Musicals rely on their uniquely engaging format of storytelling to take the audience along on the characters’ journeys, all the while imparting valuable lessons and a whirlwind of experiences. In the process, musicals’ aficionados carve their own paths and map their own journeys. For colleges, that means well-rounded and erudite incoming students who will bring with them strong, positive qualities that will contribute to a favorable school environment. And hey, if they happen to bring along a jazz square, who’s it hurting?

Finale

Improving the current admissions system by focusing on the way young people choose to spend their truly free time could deliver the missing element in the holistic admissions that are still highly reliant on assessing students’ engagement with institutions embodying socioeconomic inequality. As the present impromptu case study demonstrates, college applicants’ understanding and interpretation of musicals, for example, could elicit a nuanced and earnest holistic understanding of the student and their anticipated performance in college.

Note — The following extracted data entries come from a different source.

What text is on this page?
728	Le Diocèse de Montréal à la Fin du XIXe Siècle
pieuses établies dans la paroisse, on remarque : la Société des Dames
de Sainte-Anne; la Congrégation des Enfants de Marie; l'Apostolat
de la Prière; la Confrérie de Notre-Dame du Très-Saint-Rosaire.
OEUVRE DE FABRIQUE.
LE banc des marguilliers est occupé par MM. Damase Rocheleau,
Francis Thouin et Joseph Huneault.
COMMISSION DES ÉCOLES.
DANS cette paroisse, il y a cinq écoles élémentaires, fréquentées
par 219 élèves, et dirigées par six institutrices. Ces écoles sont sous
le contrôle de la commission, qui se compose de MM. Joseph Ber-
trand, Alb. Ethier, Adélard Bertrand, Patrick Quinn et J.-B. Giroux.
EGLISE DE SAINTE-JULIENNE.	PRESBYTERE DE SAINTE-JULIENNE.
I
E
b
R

In my life, both personal and academic, I strive to follow in the squeaky footsteps of my personal hero, SpongeBob SquarePants (from the musical, of course). I work as hard as I can, ask questions that arise from curiosity, play well with others, and stay as optimistic as I can be. Allowing my not so prestigious passion to convey my true personality would bring me out from backstage and into downstage center with an audience of colleges wanting to know about students’ amazing achievements. To quote Something Rotten (Kirkpatrick), “What could be more amazing than a musical?”

 

 

Works Cited

Byrne, Alexandra. Do student athletes come from more privileged backgrounds? Athletes have higher hometown median household income, many families spend thousands on club sports. The Flat Hat, September 19, 2021, flathatnews.com/2021/09/19/do-student-athletes-come-from-more-privileged-backgrounds-athletes-have-higher-hometown-median-household-income-many-families-spend-thousands-on-club-sports/.

Grove, Allen. What Are Holistic Admissions? Selective Colleges Consider More Than Just Grades and Test Scores. ThoughtCo, Updated September 29, 2019, www.thoughtco.com/what-are-holistic-admissions-788426.

Khazan, Olga. Ending Extracurricular Privilege. One man’s mission to make college admissions sane (and fair) again. The Atlantic, December 21, 2016, www.theatlantic.com/education/archive/2016/12/ending-extracurricular-privilege/511307/.

Kirkpatrick, Karey and Kirkpatrick, Wayne. “A Musical.” Something Rotten! Original Broadway Cast Album, Ghostlight Records, 2015. CD.

Volkova, Daria. Journal entry. July 21, 2020.

Volkova, Daria. Snapchat story entry. February 7, 2021.


The author's comments:

Musical theatre is a rich and multifaceted phenomenon that can serve as a window to its fans' traits and talents.